The paper's website quotes this "pal" of Federline as saying: "Britney didn't think twice about making the video at the time. She mistakenly believed that their love would last. They adored filming each other. They lived their lives in front of the cameras - even making a short-lived reality TV show of their exploits. Sex was no different to them, it seems. Now this video could prove very costly to her."
The "pal" says Federline is using the tape as leverage in their custody battle but that he is not above carrying out his threat.
"At the moment Kev is in talks with a company in Arizona about putting the four-hour sex vid online. If it all goes to plan he'll make [$65 million] from it," he said.
Clearly, Spears is worried that this will injure her reputation as a woman of upstanding morals. Right!
After you French-kiss Madonna on national television, you take shots of your naked husband while he’s taking a shower for television viewers, you interview your husband during a night-time bus ride while you’re naked, and you pose nude or lightly dressed for different mags, you can hardly expect to be hurt by a marital sex tape.
As you can remember, the pop princess lost the libel suit against Us Weekly magazine which she sued for allegedly 'making up' (now it's likely that they didn't) a story about a sexually explicit video tape she and her husband made. Superior Court Judge Lisa Hart Cole said Spears has "put her modern sexuality squarely, and profitably, before the public eye" and it would be unlikely for the magazine article to be found defamatory.
The magazine reported in October 2005 that the two "feared that an X-rated tape starring the two may go public" after a member of their entourage threatened to publish it, and as they watched it together with their lawyers Britney behaved “goofy” all along.
Spears’ lawyers claimed "The article is libelous on its face, since it maliciously and recklessly portrays [Spears] as acting 'goofy' while watching" the video with their attorneys, the lawsuit stated, adding that, because the sex tape in question didn't even exist in the first place, the item was "a despicable work of fiction comprised of blatant lies from beginning to end."
"There was no laughter, disgust or goofy behavior while watching the video in the company of lawyers because they did not watch any video, and because there is no such video," the lawsuit said.

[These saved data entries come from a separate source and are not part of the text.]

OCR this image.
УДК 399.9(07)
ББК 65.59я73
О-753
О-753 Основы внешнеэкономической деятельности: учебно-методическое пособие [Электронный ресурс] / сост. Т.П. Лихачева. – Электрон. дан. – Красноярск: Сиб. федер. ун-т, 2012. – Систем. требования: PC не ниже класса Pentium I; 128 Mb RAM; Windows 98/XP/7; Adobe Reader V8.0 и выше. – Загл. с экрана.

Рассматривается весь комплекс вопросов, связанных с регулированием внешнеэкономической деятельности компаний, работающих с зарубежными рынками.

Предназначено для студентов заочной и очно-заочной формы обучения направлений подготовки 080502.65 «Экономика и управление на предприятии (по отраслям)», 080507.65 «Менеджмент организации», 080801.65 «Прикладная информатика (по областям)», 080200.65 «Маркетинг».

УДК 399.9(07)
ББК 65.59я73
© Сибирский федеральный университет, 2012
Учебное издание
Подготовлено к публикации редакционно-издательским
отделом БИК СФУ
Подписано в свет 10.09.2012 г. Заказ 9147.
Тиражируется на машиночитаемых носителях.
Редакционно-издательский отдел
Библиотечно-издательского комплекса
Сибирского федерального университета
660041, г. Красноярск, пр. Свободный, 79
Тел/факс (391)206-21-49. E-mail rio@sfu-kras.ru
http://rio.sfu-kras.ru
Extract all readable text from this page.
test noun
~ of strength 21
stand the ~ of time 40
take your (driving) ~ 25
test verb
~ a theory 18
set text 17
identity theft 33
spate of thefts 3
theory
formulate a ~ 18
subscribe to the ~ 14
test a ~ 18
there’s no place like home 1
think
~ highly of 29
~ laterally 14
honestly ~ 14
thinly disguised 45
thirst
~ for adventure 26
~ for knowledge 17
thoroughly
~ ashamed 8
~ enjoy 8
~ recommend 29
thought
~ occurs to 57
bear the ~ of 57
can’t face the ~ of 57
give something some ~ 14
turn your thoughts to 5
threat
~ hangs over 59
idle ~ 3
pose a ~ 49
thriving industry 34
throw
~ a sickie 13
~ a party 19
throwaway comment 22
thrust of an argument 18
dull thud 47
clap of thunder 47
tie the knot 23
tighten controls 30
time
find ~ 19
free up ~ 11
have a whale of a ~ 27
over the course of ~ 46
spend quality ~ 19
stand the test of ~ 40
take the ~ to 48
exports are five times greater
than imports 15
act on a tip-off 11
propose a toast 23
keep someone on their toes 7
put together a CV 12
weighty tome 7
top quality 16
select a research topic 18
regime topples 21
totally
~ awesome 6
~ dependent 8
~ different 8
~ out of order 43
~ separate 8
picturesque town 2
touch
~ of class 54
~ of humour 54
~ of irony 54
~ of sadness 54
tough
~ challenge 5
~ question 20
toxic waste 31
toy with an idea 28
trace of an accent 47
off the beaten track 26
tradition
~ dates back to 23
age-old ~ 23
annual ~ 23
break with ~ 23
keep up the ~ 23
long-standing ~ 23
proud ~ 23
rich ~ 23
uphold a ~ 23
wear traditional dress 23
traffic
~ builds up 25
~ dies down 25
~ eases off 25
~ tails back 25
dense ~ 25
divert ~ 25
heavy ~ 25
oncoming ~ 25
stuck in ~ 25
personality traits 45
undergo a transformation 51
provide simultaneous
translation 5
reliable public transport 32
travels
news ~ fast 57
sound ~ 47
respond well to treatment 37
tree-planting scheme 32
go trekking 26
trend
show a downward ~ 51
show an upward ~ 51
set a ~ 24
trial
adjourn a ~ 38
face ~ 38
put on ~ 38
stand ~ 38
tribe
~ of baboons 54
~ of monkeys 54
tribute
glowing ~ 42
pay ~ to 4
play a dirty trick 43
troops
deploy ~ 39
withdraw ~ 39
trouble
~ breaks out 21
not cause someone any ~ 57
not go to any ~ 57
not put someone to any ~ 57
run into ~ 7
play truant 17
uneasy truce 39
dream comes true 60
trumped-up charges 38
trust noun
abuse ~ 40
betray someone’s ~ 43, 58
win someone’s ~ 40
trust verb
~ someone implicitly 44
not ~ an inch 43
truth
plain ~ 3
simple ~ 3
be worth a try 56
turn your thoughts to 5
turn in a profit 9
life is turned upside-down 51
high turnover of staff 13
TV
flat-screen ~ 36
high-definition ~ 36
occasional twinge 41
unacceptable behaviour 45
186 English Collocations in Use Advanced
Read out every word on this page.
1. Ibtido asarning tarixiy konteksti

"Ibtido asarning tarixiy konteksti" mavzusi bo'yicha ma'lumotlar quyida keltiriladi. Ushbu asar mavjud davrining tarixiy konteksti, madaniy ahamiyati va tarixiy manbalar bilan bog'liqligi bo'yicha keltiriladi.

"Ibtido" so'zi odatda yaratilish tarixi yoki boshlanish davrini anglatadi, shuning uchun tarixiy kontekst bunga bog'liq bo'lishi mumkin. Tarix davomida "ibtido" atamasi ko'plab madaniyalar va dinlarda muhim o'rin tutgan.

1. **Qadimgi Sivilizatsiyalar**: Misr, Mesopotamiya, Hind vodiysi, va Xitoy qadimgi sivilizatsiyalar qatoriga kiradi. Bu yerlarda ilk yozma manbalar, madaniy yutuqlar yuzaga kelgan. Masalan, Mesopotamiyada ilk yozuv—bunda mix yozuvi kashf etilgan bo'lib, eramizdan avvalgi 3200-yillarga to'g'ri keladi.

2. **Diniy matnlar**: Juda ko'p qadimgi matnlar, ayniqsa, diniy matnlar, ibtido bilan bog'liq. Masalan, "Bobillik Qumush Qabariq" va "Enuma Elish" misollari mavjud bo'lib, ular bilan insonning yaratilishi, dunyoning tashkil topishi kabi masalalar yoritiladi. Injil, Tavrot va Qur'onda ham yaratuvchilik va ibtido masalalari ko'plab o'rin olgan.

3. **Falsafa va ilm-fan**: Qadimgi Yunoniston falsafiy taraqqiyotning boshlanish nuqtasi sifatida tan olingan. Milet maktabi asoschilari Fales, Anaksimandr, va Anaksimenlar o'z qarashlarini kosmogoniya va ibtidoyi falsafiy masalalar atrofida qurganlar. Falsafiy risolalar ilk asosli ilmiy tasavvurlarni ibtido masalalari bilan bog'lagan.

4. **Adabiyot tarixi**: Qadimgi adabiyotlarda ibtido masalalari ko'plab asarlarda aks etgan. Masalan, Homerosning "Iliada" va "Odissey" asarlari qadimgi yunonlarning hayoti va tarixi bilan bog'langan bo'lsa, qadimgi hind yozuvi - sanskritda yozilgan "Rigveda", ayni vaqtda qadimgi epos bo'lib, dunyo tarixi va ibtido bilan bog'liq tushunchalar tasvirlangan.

"The issue is whether it is defamatory to state that a husband and wife taped themselves engaging in consensual sex," Cole wrote in the decision issued last week, and Britney had not brought the libel action for being “falsely accused of acting goofy.” "The backdrop against which this issue must be addressed is that the plaintiff has publicly portrayed herself in a sexual way in her performances, in published photographs and in a reality show, Chaotic."
Us Weekly hailed the decision, with a spokesman issuing a statement that "from the outset, we have stood by our reporting."
"Kevin is prepared to go the distance in order to do what he feels is necessary to protect and safeguard the children and will not be intimidated or dissuaded from pursuit of those goals," said Michael Sands, spokesman for Federline's attorney, Mark Vincent Kaplan.
Citing "irreconcilable differences," Spears filed for divorce Tuesday.
Spears, 24, married Federline, 28, in 2004. They have a 1-year-old son, Sean Preston, and an infant son, Jayden James, who was born Sept. 12.
Spears married Federline eight months after ending a 55-hour Las Vegas marriage to her childhood friend, Jason Alexander. Her second marriage provided endless fodder for tabloids, which speculated frequently that the union was in trouble.